> I don't think SEH actually calls destructors when unwinding C++, unlike C++ exceptions. This makes it leaky to use for anything other than fatal exceptions.
How do you come to the conclusion that SEH is a leaky abstraction instead of the behavior of C++ destructors?
SEH was there before C++ was fully standardized (first standardized version was C++98). In this sense one can argue that the definition of RAII is leaky since it "forgot" that SEH was already there and not the other way round. A proper solution would have been that functions where RAII is used must not call functions that can throw an SEH exception.
Microsoft recommend you don't mix the use of SEH exceptions with C++, or that you use the flag which turns SEH into C++ exceptions (and therefore calls destructors). In our case we didn't want to do that, because we're doing our own crash reporting and all we want is to log a backtrace while exiting the program, and do not want to call destructors which may themselves crash because the program is in an invalid state.
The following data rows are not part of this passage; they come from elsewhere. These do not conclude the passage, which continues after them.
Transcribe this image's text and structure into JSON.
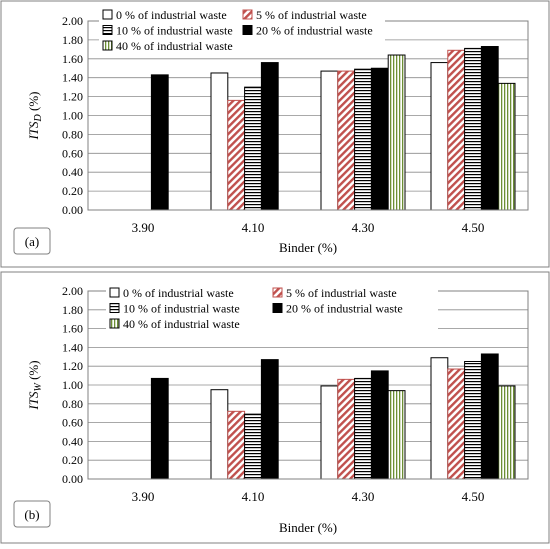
{
  "chart_data": [
    {
      "panel_label": "(a)",
      "type": "bar",
      "xlabel": "Binder (%)",
      "ylabel": "ITS",
      "ylabel_sub": "D",
      "ylabel_unit": " (%)",
      "ylim": [
        0,
        2.0
      ],
      "yticks": [
        "0.00",
        "0.20",
        "0.40",
        "0.60",
        "0.80",
        "1.00",
        "1.20",
        "1.40",
        "1.60",
        "1.80",
        "2.00"
      ],
      "grid": true,
      "legend_position": "top",
      "categories": [
        "3.90",
        "4.10",
        "4.30",
        "4.50"
      ],
      "series": [
        {
          "name": "0 % of industrial waste",
          "values": [
            null,
            1.45,
            1.47,
            1.56
          ]
        },
        {
          "name": "5 % of industrial waste",
          "values": [
            null,
            1.16,
            1.47,
            1.69
          ]
        },
        {
          "name": "10 % of industrial waste",
          "values": [
            null,
            1.3,
            1.49,
            1.71
          ]
        },
        {
          "name": "20 % of industrial waste",
          "values": [
            1.43,
            1.56,
            1.5,
            1.73
          ]
        },
        {
          "name": "40 % of industrial waste",
          "values": [
            null,
            null,
            1.64,
            1.34
          ]
        }
      ]
    },
    {
      "panel_label": "(b)",
      "type": "bar",
      "xlabel": "Binder (%)",
      "ylabel": "ITS",
      "ylabel_sub": "W",
      "ylabel_unit": " (%)",
      "ylim": [
        0,
        2.0
      ],
      "yticks": [
        "0.00",
        "0.20",
        "0.40",
        "0.60",
        "0.80",
        "1.00",
        "1.20",
        "1.40",
        "1.60",
        "1.80",
        "2.00"
      ],
      "grid": true,
      "legend_position": "top",
      "categories": [
        "3.90",
        "4.10",
        "4.30",
        "4.50"
      ],
      "series": [
        {
          "name": "0 % of industrial waste",
          "values": [
            null,
            0.95,
            0.99,
            1.29
          ]
        },
        {
          "name": "5 % of industrial waste",
          "values": [
            null,
            0.72,
            1.06,
            1.17
          ]
        },
        {
          "name": "10 % of industrial waste",
          "values": [
            null,
            0.69,
            1.07,
            1.25
          ]
        },
        {
          "name": "20 % of industrial waste",
          "values": [
            1.07,
            1.27,
            1.15,
            1.33
          ]
        },
        {
          "name": "40 % of industrial waste",
          "values": [
            null,
            null,
            0.94,
            0.99
          ]
        }
      ]
    }
  ],
  "series_styles": [
    {
      "pattern": "solid-white",
      "fill": "#ffffff",
      "stroke": "#000000"
    },
    {
      "pattern": "diagonal-red",
      "fill": "#c0504d",
      "stroke": "#c0504d"
    },
    {
      "pattern": "horizontal-black",
      "fill": "#000000",
      "stroke": "#000000"
    },
    {
      "pattern": "solid-black",
      "fill": "#000000",
      "stroke": "#000000"
    },
    {
      "pattern": "vertical-green",
      "fill": "#9bbb59",
      "stroke": "#000000"
    }
  ]
}
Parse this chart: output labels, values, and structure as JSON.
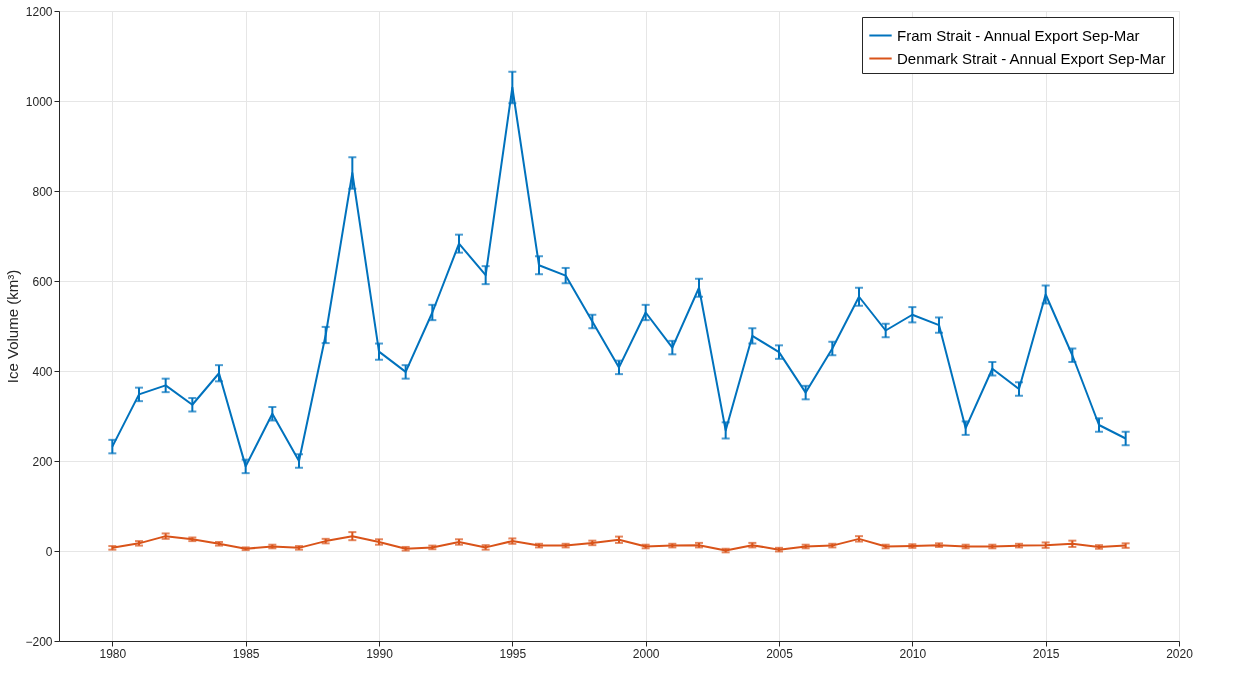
{
  "chart_data": {
    "type": "line",
    "ylabel": "Ice Volume (km³)",
    "x": [
      1980,
      1981,
      1982,
      1983,
      1984,
      1985,
      1986,
      1987,
      1988,
      1989,
      1990,
      1991,
      1992,
      1993,
      1994,
      1995,
      1996,
      1997,
      1998,
      1999,
      2000,
      2001,
      2002,
      2003,
      2004,
      2005,
      2006,
      2007,
      2008,
      2009,
      2010,
      2011,
      2012,
      2013,
      2014,
      2015,
      2016,
      2017,
      2018
    ],
    "series": [
      {
        "name": "Fram Strait - Annual Export Sep-Mar",
        "color": "#0072bd",
        "values": [
          232,
          348,
          368,
          325,
          395,
          188,
          305,
          200,
          480,
          840,
          443,
          398,
          530,
          683,
          613,
          1030,
          635,
          612,
          510,
          408,
          530,
          452,
          585,
          268,
          478,
          442,
          352,
          450,
          565,
          490,
          525,
          502,
          273,
          405,
          360,
          570,
          435,
          280,
          250
        ],
        "errors": [
          15,
          15,
          15,
          15,
          18,
          15,
          15,
          15,
          18,
          35,
          18,
          15,
          17,
          20,
          20,
          35,
          20,
          17,
          15,
          15,
          17,
          15,
          20,
          18,
          17,
          15,
          15,
          15,
          20,
          15,
          17,
          17,
          15,
          15,
          15,
          20,
          15,
          15,
          15
        ]
      },
      {
        "name": "Denmark Strait - Annual Export Sep-Mar",
        "color": "#d95319",
        "values": [
          7,
          17,
          33,
          26,
          16,
          5,
          10,
          7,
          22,
          33,
          20,
          5,
          8,
          20,
          8,
          22,
          12,
          12,
          18,
          25,
          10,
          12,
          13,
          1,
          13,
          3,
          10,
          12,
          27,
          10,
          11,
          13,
          10,
          10,
          12,
          13,
          16,
          9,
          12
        ],
        "errors": [
          4,
          5,
          6,
          4,
          4,
          3,
          4,
          4,
          5,
          9,
          6,
          4,
          4,
          6,
          5,
          6,
          4,
          4,
          5,
          7,
          4,
          4,
          5,
          4,
          5,
          4,
          4,
          4,
          6,
          4,
          4,
          4,
          4,
          4,
          4,
          6,
          7,
          4,
          5
        ]
      }
    ],
    "xlim": [
      1978,
      2020
    ],
    "xticks": [
      1980,
      1985,
      1990,
      1995,
      2000,
      2005,
      2010,
      2015,
      2020
    ],
    "ylim": [
      -200,
      1200
    ],
    "yticks": [
      -200,
      0,
      200,
      400,
      600,
      800,
      1000,
      1200
    ],
    "grid": true,
    "legend": "top right",
    "marker": "none",
    "line_style": "solid"
  }
}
To me this all looks like stuff that is undefined behavior in C++, so a C++ program for which such a problem occurs is by definition invalid. In other words: You have a large problem in your code.
Like I said: it's crash logging code, to be used for detecting problems in the code. Undefined behaviour is not invalid: if C++ compilers rejected all UB it would be considerably easier to ship (harder to write!) reliable programs.
C++ exception handling is implemented using SEH (so is CLR's IIRC, and Chakra's). SEH is implemented by the OS and is available to non-C++ code too (including C).
How do you come to the conclusion that SEH is a leaky abstraction instead of the behavior of C++ destructors?